The Consumer Price Index (or CPI) was first released by the Bureau of Labor Statistics in 1919 and has been published every month since. It uses a statistical measurement of market prices to capture inflationary trends in select markets. The Bureau of Labor Statistics believes that by observing changes in the prices of a wide variety of goods over a period of time, inflationary tendencies can be accurately tracked. Therefore, the CPI aims to measure the rate of inflation every month and what effect this is having on the prices of certain goods.
The CPI is, generally, pretty straight forward but there are different types of indexes. The CPI-W (or CPI for Urban Wage Earners and Clerical Workers) seeks to calculate the rate of change in the prices of goods that clerical or wage earners consume. The CPI-U (or CPI for All Urban Consumers) observes the rate of price changes for goods that are purchased by all urban consumers. The reason a certain CPI is cited over another depends on what the statistic will be used for. Laborers and wage earners tend to use the CPI-W to calculate the needed percentage increase in wages so that their salaries can keep up with inflation. The CPI-U is primarily used to understand the effect of inflation on the average consumer in an urban setting. For most intents and purposes, the CPI-U is what is primarily used when discussing inflation and positive changes in the general price level.
There is yet another CPI and it is called the "core" CPI. The core CPI also tries to measure changes in prices of goods and services that urban consumers purchase. The main difference between the core CPI and the CPI-U is that the core CPI discriminates against certain "volatile" products. "Volatile" products are consumption goods that are said to have very "unstable prices" and would subsequently bring about unwanted sporadic movements in the CPI if not otherwise removed. As a result, the core CPI usually excludes commodities such as food products and energy goods which are said to experience sudden seasonal changes in price.
The core CPI is not used as often anymore and has been overshadowed by the Federal Reserve preferred "core Personal Consumption Expenditures Price Index" (or core PCE) that is published by the Bureau of Economic Analysis. The core PCE uses data on personal consumption expenditures -calculated by the National Income and Product Accounts- to arrive at the rate of inflation. The core PCE also leaves out "volatile" food and energy prices. The difference between the core PCE and the core CPI is in method and not necessarily what basket of goods is chosen.
The Austrian school position on indexes such as the CPI and the PCE is best understood via business cycle theory and the effects of monetary inflationary policies. First of all, the CPI is an average of the changes in price of particular goods and services that consumers enjoy purchasing. When mainstream economists and politicians obtain at the rate of inflation put out by the CPI, they use it as a yardstick with which to measure the price changes of all goods. If there is a good that is increasing in price quicker than the CPI then it must mean that there is some non-inflationary explanation for the occurrence.

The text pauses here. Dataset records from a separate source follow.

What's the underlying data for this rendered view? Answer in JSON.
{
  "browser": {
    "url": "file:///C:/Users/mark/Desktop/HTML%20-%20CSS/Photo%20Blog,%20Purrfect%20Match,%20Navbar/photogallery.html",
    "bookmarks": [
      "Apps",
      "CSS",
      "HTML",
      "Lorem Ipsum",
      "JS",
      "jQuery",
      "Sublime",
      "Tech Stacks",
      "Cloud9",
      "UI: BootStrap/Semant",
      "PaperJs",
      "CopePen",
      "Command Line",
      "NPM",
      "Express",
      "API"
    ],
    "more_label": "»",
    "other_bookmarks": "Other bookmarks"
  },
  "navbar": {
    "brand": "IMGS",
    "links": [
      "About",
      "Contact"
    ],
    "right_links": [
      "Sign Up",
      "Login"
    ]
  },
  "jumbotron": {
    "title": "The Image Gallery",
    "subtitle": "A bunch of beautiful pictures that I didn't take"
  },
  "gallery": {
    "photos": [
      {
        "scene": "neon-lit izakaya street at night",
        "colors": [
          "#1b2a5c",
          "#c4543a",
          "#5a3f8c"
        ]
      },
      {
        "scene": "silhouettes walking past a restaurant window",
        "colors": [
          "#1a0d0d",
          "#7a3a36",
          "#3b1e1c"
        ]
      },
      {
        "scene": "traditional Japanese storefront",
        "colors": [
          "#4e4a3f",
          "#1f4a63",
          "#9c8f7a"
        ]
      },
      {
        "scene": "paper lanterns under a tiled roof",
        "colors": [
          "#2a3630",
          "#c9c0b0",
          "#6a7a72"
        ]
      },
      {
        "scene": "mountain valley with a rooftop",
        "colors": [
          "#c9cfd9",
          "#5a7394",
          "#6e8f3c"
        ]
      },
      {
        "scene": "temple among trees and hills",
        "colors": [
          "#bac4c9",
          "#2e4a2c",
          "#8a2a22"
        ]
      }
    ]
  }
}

In all reality, inflation is not a positive change in the general price level but an increase in the money supply. When the Federal Reserve prints out money, certain industries get the newly-printed money first. This "new money" is then used by the industry workers to purchase the certain goods and services that they desire. Austrian business cycle theory holds that the prices of those goods that come in contact with the "new money" first will rise first and a chain reaction will then occur with almost all prices throughout the economy. It would be too complex to get into a discussion here as to why these prices rise and in what manner they rise but the idea is that increases in the income of wage earners -propagated by Federal Reserve inflationary policy- increases the monetary demand for certain goods and also tends to increase the real demand. Sometimes, inflationary spending is concentrated in one or two industries. This results in what has come to be called economic "bubbles" or isolated pockets of inflationary price movements.
In addition, the use of such measurements as the CPI tends to steer the public's focus away from the idea that inflation could be anything other than a general increase in prices. It is because of CPI indexes that individuals have come to think of inflation as a positive movement of the prices of goods and not an increase in the quantity of money brought on by Federal Reserve Open Market Operations. In other words, the CPI informs people that the cause of a rise in prices is, well, a rise in prices. The CPI hides the idea that inflation can be independently measured from an increase in prices.
What has been discussed is more of a normative economic analysis of CPI as opposed to a positive economic analysis yet there are many economists who also have problems with the way the CPI is actually calculated.
So there you have it. The CPI and the PCE are just two more ways government gets away with the crimes it's committing.